For the debate, I divided the class in half. One side of the class worked on reading from the textbook using the before, during, and after reading strategies that we have been working with, while the other half worked on preparing for a debate. Since students were not too familiar with preparing for a debate I helped walk them through the article. We focused on identifying the key points for our argument and then finding data and statistics to defend the argument. After helping one side prepare, we switched and I worked with the other half of the class while the other students read from their textbook. Not the most efficient way to do things but it worked. After both sides finished preparing we talked as a class about the differences between the textbook story and the information presented in the article. We were able to begin our debate before the bell rang. Although we didn’t finish the debate, I hope that students were able to take away a few lessons from today’s class.

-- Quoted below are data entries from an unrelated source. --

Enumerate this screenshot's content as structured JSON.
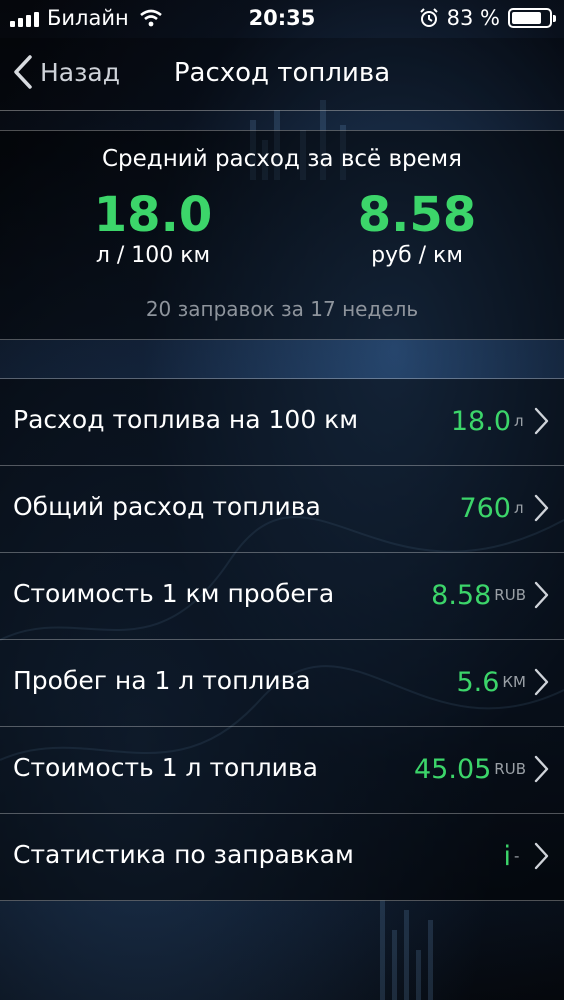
{
  "status_bar": {
    "carrier": "Билайн",
    "time": "20:35",
    "battery_percent": "83 %",
    "battery_level": 0.83
  },
  "nav": {
    "back_label": "Назад",
    "title": "Расход топлива"
  },
  "summary": {
    "title": "Средний расход за всё время",
    "left_value": "18.0",
    "left_unit": "л / 100 км",
    "right_value": "8.58",
    "right_unit": "руб / км",
    "note": "20 заправок за 17 недель"
  },
  "rows": [
    {
      "label": "Расход топлива на 100 км",
      "value": "18.0",
      "unit": "л"
    },
    {
      "label": "Общий расход топлива",
      "value": "760",
      "unit": "л"
    },
    {
      "label": "Стоимость 1 км пробега",
      "value": "8.58",
      "unit": "RUB"
    },
    {
      "label": "Пробег на 1 л топлива",
      "value": "5.6",
      "unit": "КМ"
    },
    {
      "label": "Стоимость 1 л топлива",
      "value": "45.05",
      "unit": "RUB"
    },
    {
      "label": "Статистика по заправкам",
      "value": "i",
      "unit": "-"
    }
  ],
  "colors": {
    "accent_green": "#3cd56a",
    "text": "#ffffff",
    "muted": "#8e949c"
  },
  "icons": {
    "signal": "signal-icon",
    "wifi": "wifi-icon",
    "alarm": "alarm-icon",
    "battery": "battery-icon",
    "back": "chevron-left-icon",
    "row": "chevron-right-icon"
  }
}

I hope that they were able to see the importance of supporting their argument with hard facts and data that we saw in the articles and that they were able to see how reading comprehension applies to real life! 

Tuesday, 18 January 2011

Home Sweet Home!

I can hardly believe that I am finally in Kenya! A year and a half later and I am finally here. In December 2010 I completed my degree in Elementary Education at the University of Maine Farmington. In January, I said goodbye to the most amazing seventh graders at Skowhegan Area Middle School, packed my bags, and set out for Mangu, Kenya where I will be spending the next three months volunteer teaching at Mema Secondary School. While volunteering at the high school located a mile and a half away, I will be staying in the JWHS children's home. This is a home for street children. There are currently eight children in the home and three children at boarding school. The children's home is run by the NGO Expanding Opportunites, which I came over with.

Welcome to the JWHS children's home!

Lauren, Emom, Amos, and me!
Lauren we miss you!





Mema Secondary School is a government day school for nearly four hundred students in the small, rurual village of Mangu. The classes are divided into girls classes and boys classes for each grade. I will be teaching Form 1 West (Freshman boys), Form 2 East and West (Sophomore girls and boys), Form 3 East and West (Junior girls and boys), and Form 4 West (Senior boys). I teach English even though my qualification is in social studies. Mema will not allow me to teach social studies since we do not teach CRE or bible study in the United States.

Mema Secondary School

 Here is the staff room. Instead of teachers having their own classroom
they all have a desk in the staff room. There are 13 teachers desks.


Correcting papers! There are always stacks and stacks of papers to correct, 
especially with class sizes around 40!


Given only four different forms of the English student textbook, Head Start Secondary English, and nothing else I was considered ready to teach. Shocked to find that the school library contains only student copies of the subject textbooks and back newspapers but nothing else. There are no other teaching supplies like crayons, colored pencils, or construction paper. There are no manipulatives, no pictures, and no posters. Classrooms are empty except for forty-forty five used desks, a few windows with bars on them, and a chalkboard. There are no book shelves, no globes, no computers, no charts, no projectors, or anything else except dust. 


Here are my Form 3 girls!

Everything about Mema is different. Students do chores before and after class. Chores include sweeping and moping the outside corridors, milk the school cows, pump water, etc. Students are required to wear school uniforms when they go to class. They remain in the same classroom all day and the subject teachers are the ones who switch classes! 


The gates of Mema! The motto is "Shine All Round"
I'm so excited to be volunteer teaching here!